Yes, though emotions are one of the subconscious' way of trying to get
the attention of the conscious mind. As such, they should never be
completely ignored. Your subconscious may have something important it
is trying to bring to your attention. But yes, I prefer logic over
emotion in the long term.

> Since that time, whenever I hear tree huggers oppose something, in my mind
> I add one point in favour of this thing, even before I start gathering
> facts to judge it.

Yeah, that's my emotional response too. LOL.

> Questions remain. Like, who gives those guys money. From what I've heard,
> western Greens had been backed by Red money, but Red is long dead now.

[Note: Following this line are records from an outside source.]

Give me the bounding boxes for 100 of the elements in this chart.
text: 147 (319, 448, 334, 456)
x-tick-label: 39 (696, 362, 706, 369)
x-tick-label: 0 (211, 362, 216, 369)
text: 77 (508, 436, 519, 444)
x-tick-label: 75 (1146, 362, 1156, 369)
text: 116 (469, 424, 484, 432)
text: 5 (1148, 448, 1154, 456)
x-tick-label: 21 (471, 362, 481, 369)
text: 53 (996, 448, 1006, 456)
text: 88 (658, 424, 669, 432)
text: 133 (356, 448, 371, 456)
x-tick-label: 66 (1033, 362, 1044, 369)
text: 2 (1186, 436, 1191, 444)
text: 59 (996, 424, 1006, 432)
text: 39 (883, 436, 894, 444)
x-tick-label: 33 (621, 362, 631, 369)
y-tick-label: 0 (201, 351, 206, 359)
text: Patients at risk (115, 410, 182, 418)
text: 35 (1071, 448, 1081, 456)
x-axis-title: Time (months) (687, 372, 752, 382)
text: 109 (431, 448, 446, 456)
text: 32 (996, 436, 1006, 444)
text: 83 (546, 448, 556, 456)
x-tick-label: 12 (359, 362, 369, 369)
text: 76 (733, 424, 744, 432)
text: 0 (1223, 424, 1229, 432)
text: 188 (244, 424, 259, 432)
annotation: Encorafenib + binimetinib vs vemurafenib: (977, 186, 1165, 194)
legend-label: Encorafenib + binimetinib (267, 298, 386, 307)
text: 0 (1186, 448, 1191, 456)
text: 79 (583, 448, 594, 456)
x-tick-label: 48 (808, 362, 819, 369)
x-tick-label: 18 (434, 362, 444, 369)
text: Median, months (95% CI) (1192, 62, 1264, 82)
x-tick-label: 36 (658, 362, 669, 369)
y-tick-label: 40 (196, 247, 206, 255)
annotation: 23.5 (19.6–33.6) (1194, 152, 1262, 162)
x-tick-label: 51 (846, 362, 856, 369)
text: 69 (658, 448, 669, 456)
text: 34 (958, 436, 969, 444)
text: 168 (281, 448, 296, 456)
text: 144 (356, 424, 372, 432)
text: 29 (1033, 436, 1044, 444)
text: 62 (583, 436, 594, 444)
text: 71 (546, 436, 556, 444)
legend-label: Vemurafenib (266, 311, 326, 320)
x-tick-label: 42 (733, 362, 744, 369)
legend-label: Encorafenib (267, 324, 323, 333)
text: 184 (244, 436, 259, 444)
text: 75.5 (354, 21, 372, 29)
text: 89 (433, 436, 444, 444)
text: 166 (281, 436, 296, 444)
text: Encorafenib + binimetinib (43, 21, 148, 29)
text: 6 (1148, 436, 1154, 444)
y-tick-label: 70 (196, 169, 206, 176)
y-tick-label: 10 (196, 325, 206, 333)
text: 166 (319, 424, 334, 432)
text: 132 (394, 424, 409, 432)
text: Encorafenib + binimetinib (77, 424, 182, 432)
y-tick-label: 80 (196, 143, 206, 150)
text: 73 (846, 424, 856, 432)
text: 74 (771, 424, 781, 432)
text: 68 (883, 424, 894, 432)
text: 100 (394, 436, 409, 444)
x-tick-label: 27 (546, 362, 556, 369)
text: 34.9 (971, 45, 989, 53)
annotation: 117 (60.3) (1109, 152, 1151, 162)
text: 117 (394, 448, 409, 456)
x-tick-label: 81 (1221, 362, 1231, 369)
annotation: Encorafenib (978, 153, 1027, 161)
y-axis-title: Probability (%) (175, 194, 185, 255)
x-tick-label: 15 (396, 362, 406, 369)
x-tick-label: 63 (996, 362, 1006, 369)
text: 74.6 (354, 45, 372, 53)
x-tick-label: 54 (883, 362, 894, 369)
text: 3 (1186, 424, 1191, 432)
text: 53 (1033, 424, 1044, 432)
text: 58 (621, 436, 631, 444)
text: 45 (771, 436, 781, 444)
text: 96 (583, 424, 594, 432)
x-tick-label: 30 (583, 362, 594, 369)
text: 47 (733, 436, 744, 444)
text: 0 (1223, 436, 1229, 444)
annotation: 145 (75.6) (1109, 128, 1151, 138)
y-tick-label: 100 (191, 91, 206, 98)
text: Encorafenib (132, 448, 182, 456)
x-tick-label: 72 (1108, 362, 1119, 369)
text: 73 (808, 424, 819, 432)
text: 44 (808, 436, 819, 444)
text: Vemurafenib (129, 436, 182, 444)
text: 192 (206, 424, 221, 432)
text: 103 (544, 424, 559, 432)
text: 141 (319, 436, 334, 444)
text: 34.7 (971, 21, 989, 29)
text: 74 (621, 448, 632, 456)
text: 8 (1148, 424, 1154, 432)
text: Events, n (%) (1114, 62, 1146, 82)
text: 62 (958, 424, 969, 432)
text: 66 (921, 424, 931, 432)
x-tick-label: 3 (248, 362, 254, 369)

I think that they give each other money mostly now. People donate to
the Sierra club, for example. Who supports Green Peace? I don't know,

> People are idiots but the money says truth.

Come on... some people with lots of money are still idiots. Two words:
George Soros... nuff said.

> [...]
>> >> We don't have a huge problem right now. If we did, we would have $15 a
>> >> gallon gasoline.
>> >
>> > We have 1.70 EUR/l at the moment, FWIW.
>> I have never truly understood why gasoline is so much more expensive
>> in Europe than in the US. I always assumed that it was because the
>> European governments were screwing up the free market or taxing the
>> hell out of it, but I don't know if that's the case or not. Maybe the
>> US government subsidizes the prices here somehow to keep them
>> artificially low. I don't understand that part. Wish I did.
> Oh, if you were a Pole, or (I guess) even better, a Russian, you would
> have had inborn understanding there is a theoretical economy (which says a
> lot about "better wins", or "mutual exchange of surplus goods") and a real
> economy, which is real.
> I am used to see, in the same news, talk about oil prices going down on
> "world markets" and oil going up here in PL. The first reasonable thought
> I had after hearing we would be fraking shale gas was "ok, we are going to
> have our own gas, so how much the price will increase this time". Indeed,
> fraking is yet to start and we already had two increases, if memory serves
> me.

Sucks to be you. This is a real shame.

> The real economy is not limited to old-style industry. Consider a
> software, for example, where a small business starts selling a half-baked
> software and goes into global domination, while at the same time kicking
> better alternatives out of the market. I could argue their soft is
> half-baked even now, but on the other hand, I admire those guys. Their
> understanding of reality is so good, I almost feel shivers on my back when
> I try to imagine it. Of course I stay away from their products, which
> doesn't diminish my fascination with their success.
> [...]
>> Do we really need to plan 30 years ahead in energy? What would that
>> long term a plan even look like? What would it even say?
> I guess it should start like this: "Those who don't plan their future will
> have none. Yes they may be alive, only spending their days in Ethernal
> Present, not remembering and not prospecting."

Nice quote. However, it side steps the main question. What would a
long term energy plan look like? What would it say? Would it say
things like "We want to have 20% of of the transportation sector's
energy to be solar photovoltaic by 2035."??? What would it say? How
would that affect decisions made today? Is it just an excuse for more
government meddling in the private sector?